Eine schreckliche Ruhe kam über mich, als ich jetzt in meine Zimmer zurückkehrte. Es gab nichts mehr zu bedenken, kein Zweifel war zu bekämpfen, keine Fragen wollten beantwortet sein. Alles war entschieden. Sein Karma wollte es so. Offenbar war er durch seinen doppelten Verrat mir und Angulimala verfallen.

So groß war diese Ruhe, daß ich einschlief, sobald ich mich auf das Lager gestreckt hatte – als ob meine Natur ängstlich bemüht gewesen wäre, über diese inhaltslosen Wartestunden hinwegzukommen.

Als es dunkel wurde, ging ich auf die Terrasse. Der Mond war noch nicht aufgegangen. Ich brauchte nicht lange zu warten. Die mächtige Gestalt Angulimalas schwang sich über die Brustwehr und kam auf die Bank zu, auf der ich, halb abgewendet, saß.

Ich rührte mich nicht, und ohne den Blick von dem Muster der bunten Marmorfliesen zu erheben, sprach ich: –

»Was du zu wissen wünschest, weiß ich. Alles: die Stunde, wann er fortzieht, die Stärke seiner Begleitung, die Richtung, die er einschlägt, und Wege und Pfade, denen er folgt. Von seinem bösen Karma getrieben, hat er selber mir seine Vertraulichkeit aufgedrungen, sonst wüßte ich das alles nicht, denn nie hätte ich es ihm durch heuchlerische Zärtlichkeit entlockt.«

Ich hatte mir diese Worte wohl überlegt; denn so töricht sind wir in unserem Stolz, daß es selbst jetzt, da ich mich zum Handlanger eines Verbrechers machte, für mich ein unerträglicher Gedanke war, in seinen Augen niedriger zu erscheinen, als ich wirklich war.

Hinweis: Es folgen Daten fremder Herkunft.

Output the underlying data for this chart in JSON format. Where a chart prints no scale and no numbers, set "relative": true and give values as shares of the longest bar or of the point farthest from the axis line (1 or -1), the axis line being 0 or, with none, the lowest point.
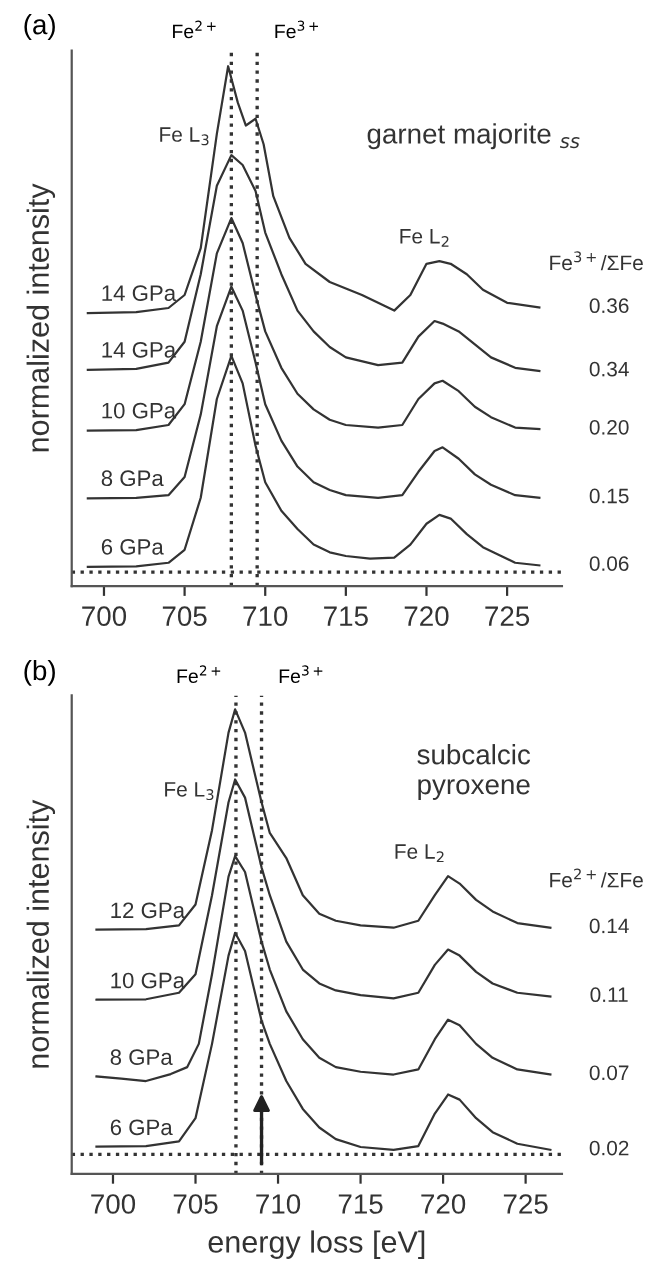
{
  "chart_data": [
    {
      "type": "line",
      "title": "(a)",
      "subtitle": "garnet majorite $_{ss}$",
      "ylabel": "normalized intensity",
      "relative": true,
      "xlim": [
        698,
        728.4
      ],
      "xticks": [
        700,
        705,
        710,
        715,
        720,
        725
      ],
      "grid": false,
      "legend": false,
      "marker": "none",
      "line_style": "solid",
      "ref_lines": [
        {
          "axis": "x",
          "value": 707.9,
          "label": "Fe$^{2+}$",
          "line_style": "dotted",
          "color": "#333333"
        },
        {
          "axis": "x",
          "value": 709.5,
          "label": "Fe$^{3+}$",
          "line_style": "dotted",
          "color": "#333333"
        },
        {
          "axis": "y",
          "value": 0.027,
          "label": null,
          "line_style": "dotted",
          "color": "#333333"
        }
      ],
      "annotations": [
        "Fe L$_{3}$",
        "Fe L$_{2}$",
        "Fe$^{3+}$/ΣFe",
        "0.36",
        "0.34",
        "0.20",
        "0.15",
        "0.06"
      ],
      "series": [
        {
          "name": "14 GPa",
          "color": "#333333",
          "x": [
            699,
            702,
            704,
            705,
            706,
            707,
            707.7,
            708.3,
            708.8,
            709.4,
            709.9,
            710.5,
            711.5,
            712.5,
            714,
            716,
            718,
            719,
            720,
            720.8,
            721.5,
            722.5,
            723.5,
            725,
            727
          ],
          "values": [
            0.525,
            0.527,
            0.535,
            0.56,
            0.65,
            0.87,
            1.0,
            0.93,
            0.886,
            0.899,
            0.85,
            0.75,
            0.67,
            0.62,
            0.585,
            0.56,
            0.53,
            0.56,
            0.62,
            0.625,
            0.62,
            0.6,
            0.57,
            0.545,
            0.536
          ]
        },
        {
          "name": "14 GPa",
          "color": "#333333",
          "x": [
            699,
            702,
            704,
            705,
            706,
            707,
            707.9,
            708.6,
            709.4,
            710,
            711,
            712,
            713,
            714,
            715,
            717,
            718.5,
            719.5,
            720.5,
            721,
            722,
            723,
            724,
            725.5,
            727
          ],
          "values": [
            0.416,
            0.418,
            0.43,
            0.47,
            0.6,
            0.77,
            0.829,
            0.81,
            0.76,
            0.68,
            0.6,
            0.53,
            0.49,
            0.46,
            0.44,
            0.425,
            0.43,
            0.48,
            0.51,
            0.505,
            0.49,
            0.465,
            0.44,
            0.42,
            0.414
          ]
        },
        {
          "name": "10 GPa",
          "color": "#333333",
          "x": [
            699,
            702,
            704,
            705,
            706,
            707,
            707.9,
            708.6,
            709.4,
            710,
            711,
            712,
            713,
            714,
            715,
            717,
            718.5,
            719.5,
            720.5,
            721,
            722,
            723,
            724,
            725.5,
            727
          ],
          "values": [
            0.299,
            0.3,
            0.31,
            0.35,
            0.47,
            0.64,
            0.708,
            0.66,
            0.56,
            0.49,
            0.42,
            0.37,
            0.34,
            0.32,
            0.31,
            0.305,
            0.31,
            0.36,
            0.39,
            0.395,
            0.375,
            0.345,
            0.325,
            0.305,
            0.302
          ]
        },
        {
          "name": "8 GPa",
          "color": "#333333",
          "x": [
            699,
            702,
            704,
            705,
            706,
            707,
            707.9,
            708.6,
            709.4,
            710,
            711,
            712,
            713,
            714,
            715,
            717,
            718.5,
            719.5,
            720.5,
            721,
            722,
            723,
            724,
            725.5,
            727
          ],
          "values": [
            0.169,
            0.17,
            0.175,
            0.21,
            0.33,
            0.5,
            0.576,
            0.53,
            0.43,
            0.35,
            0.28,
            0.23,
            0.2,
            0.185,
            0.175,
            0.17,
            0.175,
            0.22,
            0.26,
            0.267,
            0.245,
            0.215,
            0.195,
            0.175,
            0.17
          ]
        },
        {
          "name": "6 GPa",
          "color": "#333333",
          "x": [
            699,
            702,
            704,
            705,
            706,
            707,
            707.9,
            708.6,
            709.4,
            710,
            711,
            712,
            713,
            714,
            715,
            716.5,
            718,
            719,
            720,
            720.8,
            721.5,
            722.5,
            723.5,
            724.5,
            725.5,
            727
          ],
          "values": [
            0.037,
            0.038,
            0.045,
            0.07,
            0.17,
            0.36,
            0.443,
            0.39,
            0.27,
            0.2,
            0.145,
            0.11,
            0.08,
            0.065,
            0.058,
            0.053,
            0.055,
            0.08,
            0.12,
            0.137,
            0.13,
            0.1,
            0.075,
            0.06,
            0.045,
            0.04
          ]
        }
      ]
    },
    {
      "type": "line",
      "title": "(b)",
      "subtitle": "subcalcic\npyroxene",
      "xlabel": "energy loss [eV]",
      "ylabel": "normalized intensity",
      "relative": true,
      "xlim": [
        697.5,
        727.2
      ],
      "xticks": [
        700,
        705,
        710,
        715,
        720,
        725
      ],
      "grid": false,
      "legend": false,
      "marker": "none",
      "line_style": "solid",
      "ref_lines": [
        {
          "axis": "x",
          "value": 707.45,
          "label": "Fe$^{2+}$",
          "line_style": "dotted",
          "color": "#333333"
        },
        {
          "axis": "x",
          "value": 709.0,
          "label": "Fe$^{3+}$",
          "line_style": "dotted",
          "color": "#333333"
        },
        {
          "axis": "y",
          "value": 0.042,
          "label": null,
          "line_style": "dotted",
          "color": "#333333"
        }
      ],
      "annotations": [
        "Fe L$_{3}$",
        "Fe L$_{2}$",
        "Fe$^{2+}$/ΣFe",
        "0.14",
        "0.11",
        "0.07",
        "0.02"
      ],
      "series": [
        {
          "name": "12 GPa",
          "color": "#333333",
          "x": [
            699,
            702,
            704,
            705,
            706,
            707,
            707.4,
            708,
            709,
            709.5,
            710.5,
            711.5,
            712.5,
            713.5,
            715,
            717,
            718.5,
            719.5,
            720.3,
            721,
            722,
            723,
            724.5,
            726.5
          ],
          "values": [
            0.526,
            0.527,
            0.535,
            0.58,
            0.74,
            0.95,
            1.0,
            0.95,
            0.8,
            0.734,
            0.68,
            0.6,
            0.56,
            0.545,
            0.535,
            0.53,
            0.545,
            0.6,
            0.641,
            0.625,
            0.59,
            0.565,
            0.54,
            0.53
          ]
        },
        {
          "name": "10 GPa",
          "color": "#333333",
          "x": [
            699,
            702,
            704,
            705,
            706,
            707,
            707.4,
            708,
            709,
            709.5,
            710.5,
            711.5,
            712.5,
            713.5,
            715,
            717,
            718.5,
            719.5,
            720.3,
            721,
            722,
            723,
            724.5,
            726.5
          ],
          "values": [
            0.375,
            0.376,
            0.39,
            0.43,
            0.6,
            0.8,
            0.849,
            0.81,
            0.66,
            0.6,
            0.5,
            0.44,
            0.41,
            0.395,
            0.385,
            0.378,
            0.39,
            0.45,
            0.483,
            0.47,
            0.435,
            0.41,
            0.39,
            0.382
          ]
        },
        {
          "name": "8 GPa",
          "color": "#333333",
          "x": [
            699,
            700.5,
            702,
            703.5,
            704.5,
            705.2,
            706,
            707,
            707.4,
            708,
            709,
            709.5,
            710.5,
            711.5,
            712.5,
            713.5,
            715,
            717,
            718.5,
            719.5,
            720.3,
            721,
            722,
            723,
            724.5,
            726.5
          ],
          "values": [
            0.21,
            0.205,
            0.2,
            0.215,
            0.23,
            0.28,
            0.43,
            0.64,
            0.684,
            0.65,
            0.5,
            0.44,
            0.35,
            0.29,
            0.25,
            0.23,
            0.22,
            0.214,
            0.225,
            0.29,
            0.332,
            0.32,
            0.28,
            0.25,
            0.225,
            0.214
          ]
        },
        {
          "name": "6 GPa",
          "color": "#333333",
          "x": [
            699,
            702,
            704,
            705,
            706,
            707,
            707.4,
            708,
            709,
            709.5,
            710.5,
            711.5,
            712.5,
            713.5,
            715,
            717,
            718.5,
            719.5,
            720.3,
            721,
            722,
            723,
            724.5,
            726.5
          ],
          "values": [
            0.059,
            0.06,
            0.07,
            0.12,
            0.28,
            0.47,
            0.519,
            0.48,
            0.33,
            0.28,
            0.2,
            0.14,
            0.1,
            0.075,
            0.058,
            0.052,
            0.06,
            0.13,
            0.171,
            0.16,
            0.12,
            0.09,
            0.065,
            0.052
          ]
        }
      ]
    }
  ]
}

Nicht weniger überlegt waren meine weiteren Worte.

»Von all dem wirst du aber keine Silbe erfahren, sofern du mir nicht zuerst versprichst, daß du ihn nur töten, auf keine Weise aber quälen wirst, und daß du nur ihn, jedoch keinen seiner Begleiter töten wirst, wenn du es nicht zur Selbstverteidigung nötig hast. Ich werde dir aber eine Stelle zeigen, wo du ihn ganz allein und ohne Handgemenge tödlich treffen kannst. Dies also mußt du mir mit einem feierlichen Eide versprechen. Sonst kannst du mich töten, wirst aber kein Wort mehr von mir vernehmen.«

»So wahr ich bis heute ein treuer Diener Kalis war,« erwiderte Angulimala, »so gewiß will ich keinen von seinen Begleitern töten, und so gewiß soll er auch keine Qual erleiden.«

»Gut,« sagte ich, »ich will dir trauen. So höre also nun und merke dir Alles genau. Wenn du hier in der Stadt Hehler hast, so wirst du schon erfahren haben, daß Vorbereitungen getroffen werden, um morgen gegen die Räuber vorzugehen. Das ist aber alles leerer Schein, um dich zu täuschen. In Wirklichkeit verläßt Satagira, von dreißig Reitern gefolgt noch heute, eine Stunde nach Mitternacht, die Stadt durch das südliche Tor, läßt den Sinsapawald links liegen und biegt noch etwas südlicher aus, um auf Nebenwegen durch das Hügelland ostwärts zu ziehen.«

Und ich gab ihm nun eine ganz genaue Beschreibung der Gegend bis zu jener engen Schlucht, durch die Satagira kommen mußte, und wo er ihn leicht und sicher erschlagen konnte.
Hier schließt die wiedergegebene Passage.